Pattern-matching, whether conscious or not, is a driving factor in how people make decisions. The only way to correct for this implicit bias is to do audits on promotional time periods for each racial and ethnic group in the company and focus on tangible work output not perceptions of personality to determine leadership viability.
But it’s not enough to promote more API women into leadership roles.
“We need to normalize people seeing Asian women in C-Suite positions of authority, but that can't be it,” says Choimorrow. “We have to provide the support that Asian women need to succeed in those places because if you think that an Asian woman is going to succeed a White man who's held this position for 20 years and not need anything different then you're setting her up to fail.”

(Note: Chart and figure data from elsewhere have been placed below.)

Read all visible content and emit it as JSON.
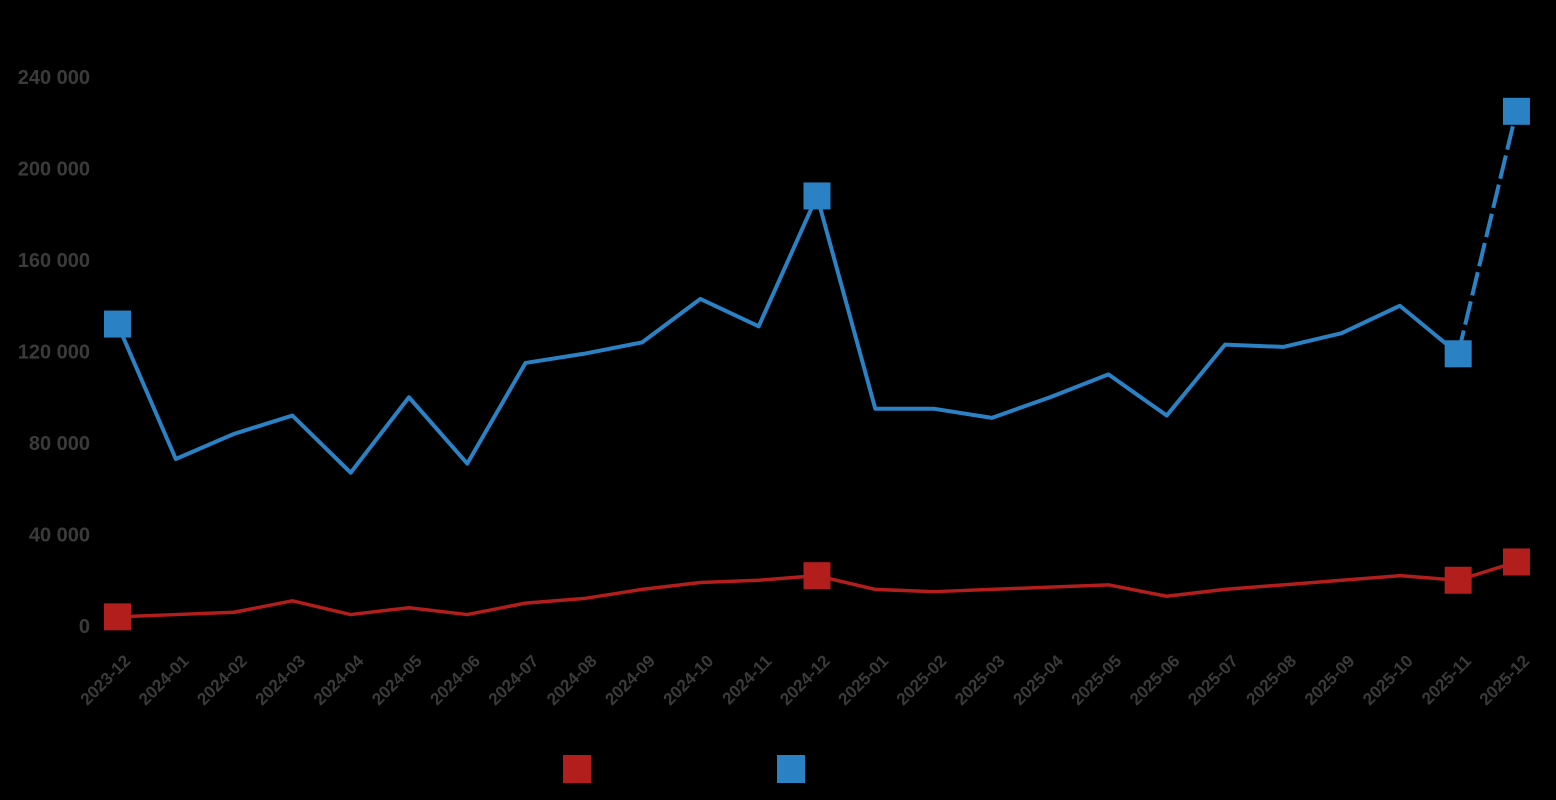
{
  "chart_data": {
    "type": "line",
    "title": "",
    "xlabel": "",
    "ylabel": "",
    "grid": false,
    "legend_position": "bottom",
    "background_color": "#000000",
    "text_color": "#3b3b3b",
    "ylim": [
      0,
      240000
    ],
    "yticks": {
      "values": [
        0,
        40000,
        80000,
        120000,
        160000,
        200000,
        240000
      ],
      "labels": [
        "0",
        "40 000",
        "80 000",
        "120 000",
        "160 000",
        "200 000",
        "240 000"
      ]
    },
    "categories": [
      "2023-12",
      "2024-01",
      "2024-02",
      "2024-03",
      "2024-04",
      "2024-05",
      "2024-06",
      "2024-07",
      "2024-08",
      "2024-09",
      "2024-10",
      "2024-11",
      "2024-12",
      "2025-01",
      "2025-02",
      "2025-03",
      "2025-04",
      "2025-05",
      "2025-06",
      "2025-07",
      "2025-08",
      "2025-09",
      "2025-10",
      "2025-11",
      "2025-12"
    ],
    "series": [
      {
        "id": "red",
        "label": "",
        "color": "#b11e1c",
        "line_width": 3.5,
        "marker": "square",
        "marker_size": 27,
        "marker_indices": [
          0,
          12,
          23,
          24
        ],
        "dashed_last_segment": false,
        "values": [
          4000,
          5000,
          6000,
          11000,
          5000,
          8000,
          5000,
          10000,
          12000,
          16000,
          19000,
          20000,
          22000,
          16000,
          15000,
          16000,
          17000,
          18000,
          13000,
          16000,
          18000,
          20000,
          22000,
          20000,
          28000
        ]
      },
      {
        "id": "blue",
        "label": "",
        "color": "#2a81c3",
        "line_width": 4,
        "marker": "square",
        "marker_size": 27,
        "marker_indices": [
          0,
          12,
          23,
          24
        ],
        "dashed_last_segment": true,
        "values": [
          132000,
          73000,
          84000,
          92000,
          67000,
          100000,
          71000,
          115000,
          119000,
          124000,
          143000,
          131000,
          188000,
          95000,
          95000,
          91000,
          100000,
          110000,
          92000,
          123000,
          122000,
          128000,
          140000,
          119000,
          225000
        ]
      }
    ]
  },
  "legend": {
    "items": [
      {
        "series_id": "red",
        "label": ""
      },
      {
        "series_id": "blue",
        "label": ""
      }
    ]
  }
}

This glass cliff is a common phenomenon, heavily on repeat in the last couple years with an influx of women of color appointees in boards or C-Suite roles for turnaround positions in response to social pressure, only to not be given the right infrastructure, support, or power to truly succeed.
“I've unfortunately seen cases where Asian women and other women of color are hired into these big roles and they have a really tough time because they're not provided any other support,” says Choimorrow. “They're expected to meet their goals and make everything work the way the previous person did and there's this assumption that they’re not facing any additional barriers in accomplishing that. So companies need to recognize that DEI is not just about how many faces of color you have, but it’s also about asking whether your system and your infrastructure are set up in a way that allows diverse folks to succeed in leadership.”
*Editor's Note: This article was updated May 2024.